Calculating density of each of the given gases as

$d=\frac{m}{V}$

$d=\frac{26.504g}{20.0 L}=1.3252 g/L$

Thus, density of $Ne$ balloon is greater than the given density of air. So, $Ne$ balloon will not float in air.

iii) Calculations for $C{O}_2$ balloon:

$m=\frac{PV\mathcal{M}}{RT}$

$m=\frac{1.00 atm \times 20.0 L\times 44.01 g/mol}{0.08206 L·\frac{atm}{mol}·K\times 298K}=35.9942 g$

Mass of the balloon filled with carbon dioxide gas can be calculated as

$Total mass of balloon=Mass of empty balloon+Mass of balloon filled with the gas$

$Total mass of balloon=10g+35.9942g=45.9942g$

Calculating density of each of the given gases as

$d=\frac{m}{V}$

$d=\frac{45.9942g}{20.0 L}=2.299 g/L$

Thus, density of $C{O}_2$ balloon is greater than the given density of air. So, $C{O}_2$ balloon will not float in air.

iv) Calculations for $CO$ balloon:

$m=\frac{PV\mathcal{M}}{RT}$

$m=\frac{1.00 atm \times 20.0 L\times 28.01 g/mol}{0.08206 L·\frac{atm}{mol}·K\times 298K}=22.9084 g$

Mass of the balloon filled with carbon monoxide gas can be calculated as

$Total mass of balloon=Mass of empty balloon+Mass of balloon filled with the gas$

$Total mass of balloon=10g+22.9084=32.9084g$

Calculating density of each of the given gases as

$d=\frac{m}{V}$

$d=\frac{32.9084g}{20.0 L}=1.6045 g/L$

Thus, density of $C{O}_{ }$ balloon is greater than the given density of air. So, $C{O}_{ }$ balloon will not float in air.

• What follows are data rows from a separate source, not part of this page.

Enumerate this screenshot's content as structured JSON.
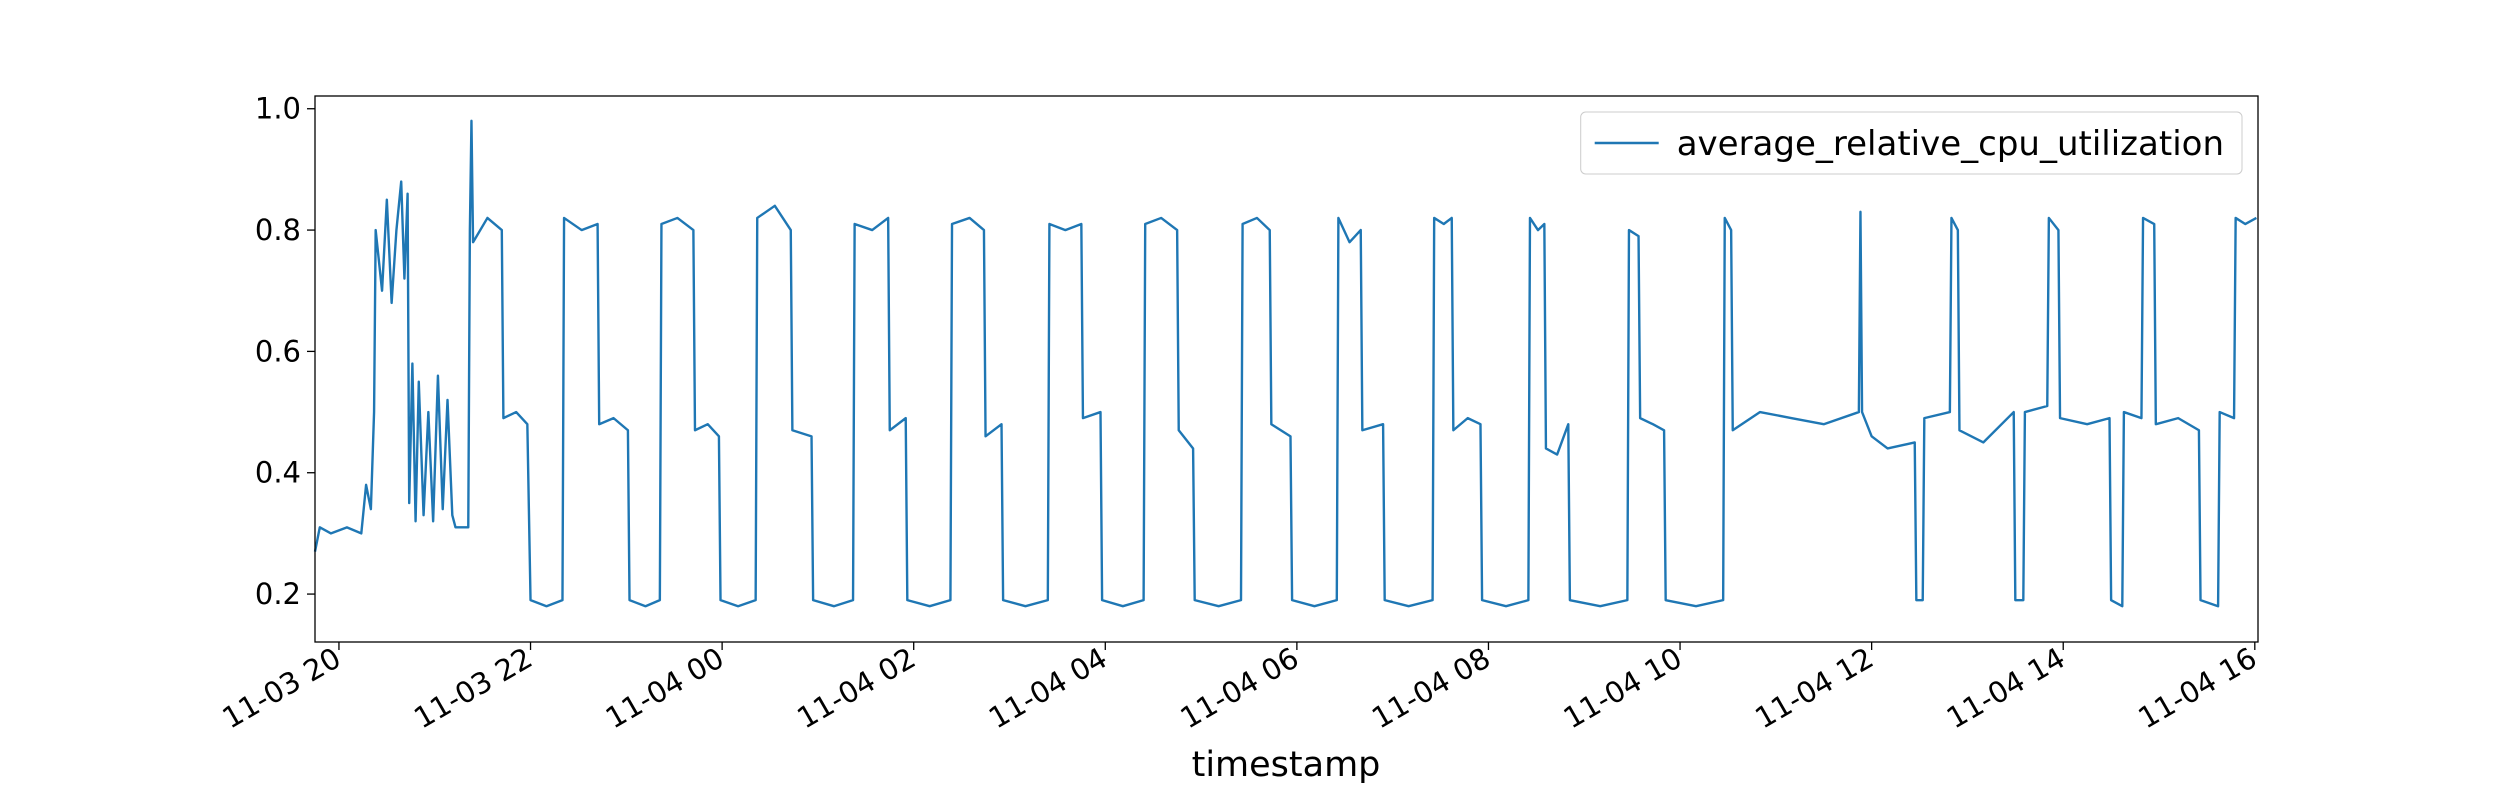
{
  "chart_data": {
    "type": "line",
    "x_label": "timestamp",
    "legend": "upper right",
    "grid": false,
    "xlim": [
      "11-03 19:45",
      "11-04 16:02"
    ],
    "xticks": [
      "11-03 20",
      "11-03 22",
      "11-04 00",
      "11-04 02",
      "11-04 04",
      "11-04 06",
      "11-04 08",
      "11-04 10",
      "11-04 12",
      "11-04 14",
      "11-04 16"
    ],
    "ylim": [
      0.121,
      1.021
    ],
    "yticks": [
      0.2,
      0.4,
      0.6,
      0.8,
      {
        "value": 1,
        "label": "1.0"
      }
    ],
    "x": [
      "11-03 19:45",
      "11-03 19:48",
      "11-03 19:55",
      "11-03 20:05",
      "11-03 20:14",
      "11-03 20:17",
      "11-03 20:20",
      "11-03 20:22",
      "11-03 20:23",
      "11-03 20:27",
      "11-03 20:30",
      "11-03 20:33",
      "11-03 20:36",
      "11-03 20:39",
      "11-03 20:41",
      "11-03 20:43",
      "11-03 20:44",
      "11-03 20:46",
      "11-03 20:48",
      "11-03 20:50",
      "11-03 20:53",
      "11-03 20:56",
      "11-03 20:59",
      "11-03 21:02",
      "11-03 21:05",
      "11-03 21:08",
      "11-03 21:11",
      "11-03 21:13",
      "11-03 21:21",
      "11-03 21:22",
      "11-03 21:23",
      "11-03 21:24",
      "11-03 21:33",
      "11-03 21:42",
      "11-03 21:43",
      "11-03 21:51",
      "11-03 21:58",
      "11-03 22:00",
      "11-03 22:10",
      "11-03 22:20",
      "11-03 22:21",
      "11-03 22:32",
      "11-03 22:42",
      "11-03 22:43",
      "11-03 22:52",
      "11-03 23:01",
      "11-03 23:02",
      "11-03 23:12",
      "11-03 23:21",
      "11-03 23:22",
      "11-03 23:32",
      "11-03 23:42",
      "11-03 23:43",
      "11-03 23:51",
      "11-03 23:58",
      "11-03 23:59",
      "11-04 00:10",
      "11-04 00:21",
      "11-04 00:22",
      "11-04 00:33",
      "11-04 00:43",
      "11-04 00:44",
      "11-04 00:56",
      "11-04 00:57",
      "11-04 01:10",
      "11-04 01:22",
      "11-04 01:23",
      "11-04 01:34",
      "11-04 01:44",
      "11-04 01:45",
      "11-04 01:55",
      "11-04 01:56",
      "11-04 02:10",
      "11-04 02:23",
      "11-04 02:24",
      "11-04 02:35",
      "11-04 02:44",
      "11-04 02:45",
      "11-04 02:55",
      "11-04 02:56",
      "11-04 03:10",
      "11-04 03:24",
      "11-04 03:25",
      "11-04 03:35",
      "11-04 03:45",
      "11-04 03:46",
      "11-04 03:57",
      "11-04 03:58",
      "11-04 04:11",
      "11-04 04:24",
      "11-04 04:25",
      "11-04 04:35",
      "11-04 04:45",
      "11-04 04:46",
      "11-04 04:55",
      "11-04 04:56",
      "11-04 05:11",
      "11-04 05:25",
      "11-04 05:26",
      "11-04 05:35",
      "11-04 05:43",
      "11-04 05:44",
      "11-04 05:56",
      "11-04 05:57",
      "11-04 06:11",
      "11-04 06:25",
      "11-04 06:26",
      "11-04 06:33",
      "11-04 06:40",
      "11-04 06:41",
      "11-04 06:54",
      "11-04 06:55",
      "11-04 07:10",
      "11-04 07:25",
      "11-04 07:26",
      "11-04 07:32",
      "11-04 07:37",
      "11-04 07:38",
      "11-04 07:47",
      "11-04 07:55",
      "11-04 07:56",
      "11-04 08:11",
      "11-04 08:25",
      "11-04 08:26",
      "11-04 08:31",
      "11-04 08:35",
      "11-04 08:36",
      "11-04 08:43",
      "11-04 08:50",
      "11-04 08:51",
      "11-04 09:10",
      "11-04 09:27",
      "11-04 09:28",
      "11-04 09:34",
      "11-04 09:35",
      "11-04 09:43",
      "11-04 09:50",
      "11-04 09:51",
      "11-04 10:10",
      "11-04 10:27",
      "11-04 10:28",
      "11-04 10:32",
      "11-04 10:33",
      "11-04 10:50",
      "11-04 11:10",
      "11-04 11:30",
      "11-04 11:52",
      "11-04 11:53",
      "11-04 11:54",
      "11-04 12:00",
      "11-04 12:10",
      "11-04 12:27",
      "11-04 12:28",
      "11-04 12:32",
      "11-04 12:33",
      "11-04 12:49",
      "11-04 12:50",
      "11-04 12:54",
      "11-04 12:55",
      "11-04 13:10",
      "11-04 13:29",
      "11-04 13:30",
      "11-04 13:35",
      "11-04 13:36",
      "11-04 13:50",
      "11-04 13:51",
      "11-04 13:57",
      "11-04 13:58",
      "11-04 14:15",
      "11-04 14:29",
      "11-04 14:30",
      "11-04 14:37",
      "11-04 14:38",
      "11-04 14:49",
      "11-04 14:50",
      "11-04 14:57",
      "11-04 14:58",
      "11-04 15:12",
      "11-04 15:25",
      "11-04 15:26",
      "11-04 15:37",
      "11-04 15:38",
      "11-04 15:47",
      "11-04 15:48",
      "11-04 15:54",
      "11-04 16:01"
    ],
    "series": [
      {
        "name": "average_relative_cpu_utilization",
        "color": "#1f77b4",
        "values": [
          0.27,
          0.31,
          0.3,
          0.31,
          0.3,
          0.38,
          0.34,
          0.5,
          0.8,
          0.7,
          0.85,
          0.68,
          0.8,
          0.88,
          0.72,
          0.86,
          0.35,
          0.58,
          0.32,
          0.55,
          0.33,
          0.5,
          0.32,
          0.56,
          0.34,
          0.52,
          0.33,
          0.31,
          0.31,
          0.8,
          0.98,
          0.78,
          0.82,
          0.8,
          0.49,
          0.5,
          0.48,
          0.19,
          0.18,
          0.19,
          0.82,
          0.8,
          0.81,
          0.48,
          0.49,
          0.47,
          0.19,
          0.18,
          0.19,
          0.81,
          0.82,
          0.8,
          0.47,
          0.48,
          0.46,
          0.19,
          0.18,
          0.19,
          0.82,
          0.84,
          0.8,
          0.47,
          0.46,
          0.19,
          0.18,
          0.19,
          0.81,
          0.8,
          0.82,
          0.47,
          0.49,
          0.19,
          0.18,
          0.19,
          0.81,
          0.82,
          0.8,
          0.46,
          0.48,
          0.19,
          0.18,
          0.19,
          0.81,
          0.8,
          0.81,
          0.49,
          0.5,
          0.19,
          0.18,
          0.19,
          0.81,
          0.82,
          0.8,
          0.47,
          0.44,
          0.19,
          0.18,
          0.19,
          0.81,
          0.82,
          0.8,
          0.48,
          0.46,
          0.19,
          0.18,
          0.19,
          0.82,
          0.78,
          0.8,
          0.47,
          0.48,
          0.19,
          0.18,
          0.19,
          0.82,
          0.81,
          0.82,
          0.47,
          0.49,
          0.48,
          0.19,
          0.18,
          0.19,
          0.82,
          0.8,
          0.81,
          0.44,
          0.43,
          0.48,
          0.19,
          0.18,
          0.19,
          0.8,
          0.79,
          0.49,
          0.48,
          0.47,
          0.19,
          0.18,
          0.19,
          0.82,
          0.8,
          0.47,
          0.5,
          0.49,
          0.48,
          0.5,
          0.83,
          0.5,
          0.46,
          0.44,
          0.45,
          0.19,
          0.19,
          0.49,
          0.5,
          0.82,
          0.8,
          0.47,
          0.45,
          0.5,
          0.19,
          0.19,
          0.5,
          0.51,
          0.82,
          0.8,
          0.49,
          0.48,
          0.49,
          0.19,
          0.18,
          0.5,
          0.49,
          0.82,
          0.81,
          0.48,
          0.49,
          0.47,
          0.19,
          0.18,
          0.5,
          0.49,
          0.82,
          0.81,
          0.82
        ]
      }
    ]
  }
}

From above calculated densities of gases filled with different gases, the balloon filled with $He$ gas can only float in air as its density is smaller than the density of the air at the mentioned conditions of the temperature and the pressure.

Conclusion:

From the modified ideal gas equation, we calculated the densities of balloons filled with each gas and compared them to the given density of air. Balloons with the density equal to or less than that of air will float in air.